“È difficile capire come la situazione in Siria possa essere risolta senza che la Russia giochi un ruolo costruttivo”: queste non sono le parole di un membro del governo russo ma di uno studioso americano di nome Hardin Lang, esperto di “mantenimento della pace” presso il Center for American Progress, intervistato dall’agenzia di stampa Ria Novosti.
Usa e Russia hanno tutto l’interesse a sconfiggere l’Isis nel più breve tempo possibile e forse, se le due potenze dialogassero, lo Stato Islamico non avrebbe mai visto la luce. La storia, tuttavia, non si fa con i se. La realtà dei fatti è che soprattutto, ma non solo, la situazione in Ucraina ha reso qualsiasi tipo di collaborazione Usa-Russia sulla Siria, sull’Iraq una sfida difficoltosa. “Sarebbe molto difficile al momento condurre un discorso diplomatico lasciando le emozioni fuori dalla stanza” precisa Lang.
A conferma di ciò basta riportare le parole pronunciate venerdì da Alexander Grushko, inviato di Mosca presso la NATO: “Conosciamo la genesi dell’Isis: la situazione di oggi è per molti versi il risultato dell’operazione a guida americana del 2003 solo che la NATO non può ammetterlo”.

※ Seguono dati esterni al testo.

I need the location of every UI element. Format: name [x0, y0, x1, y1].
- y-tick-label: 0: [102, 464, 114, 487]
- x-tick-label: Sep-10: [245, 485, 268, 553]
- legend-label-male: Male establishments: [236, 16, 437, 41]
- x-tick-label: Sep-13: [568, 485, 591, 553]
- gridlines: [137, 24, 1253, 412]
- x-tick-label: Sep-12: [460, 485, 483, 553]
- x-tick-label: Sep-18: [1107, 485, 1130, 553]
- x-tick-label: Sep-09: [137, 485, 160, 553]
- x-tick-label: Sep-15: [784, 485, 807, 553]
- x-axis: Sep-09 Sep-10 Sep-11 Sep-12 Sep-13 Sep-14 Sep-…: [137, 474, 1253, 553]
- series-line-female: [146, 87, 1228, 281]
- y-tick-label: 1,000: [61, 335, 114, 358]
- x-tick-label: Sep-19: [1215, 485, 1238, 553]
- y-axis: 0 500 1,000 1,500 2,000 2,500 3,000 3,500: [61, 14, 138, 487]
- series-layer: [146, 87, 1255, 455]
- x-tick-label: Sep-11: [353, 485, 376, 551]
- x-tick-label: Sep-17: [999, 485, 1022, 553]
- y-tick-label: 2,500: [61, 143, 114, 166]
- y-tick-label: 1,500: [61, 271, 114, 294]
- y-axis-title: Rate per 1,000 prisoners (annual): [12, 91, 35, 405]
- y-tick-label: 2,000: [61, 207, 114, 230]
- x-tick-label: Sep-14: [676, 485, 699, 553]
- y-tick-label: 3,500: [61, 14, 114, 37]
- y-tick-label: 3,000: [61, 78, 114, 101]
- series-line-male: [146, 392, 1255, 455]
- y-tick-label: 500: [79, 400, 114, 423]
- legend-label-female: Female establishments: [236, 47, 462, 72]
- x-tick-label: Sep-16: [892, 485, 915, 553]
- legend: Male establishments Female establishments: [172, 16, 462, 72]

Per la Russia accusare Assad della rapida avanzata degli estremisti, cioè la versione di Obama, è un disonesto “scarica barile”. Insomma le percezioni di Mosca e Washington sul Medio Oriente sono lontane anni luce.
Detto questo, il piano del Pentagono che prevede raid aerei sulla Siria e sull’Iraq non poteva che incontrare la forte opposizione russa. Alexander Lukashevich, portavoce del ministero degli Esteri, ha risposto alle parole di Obama dicendo che “è essenziale combattere l’Isis nella totale osservanza della prassi del diritto internazionale, le risoluzioni del Consiglio di Sicurezza e dell’Onu in generale e con il pieno rispetto dell’integrità territoriale della Siria e Iraq”.
Facile prevedere un lungo muro contro muro a meno che non siano proprio le Nazioni Unite a farsi promotrici di un reconnection dal punto di vista strategico.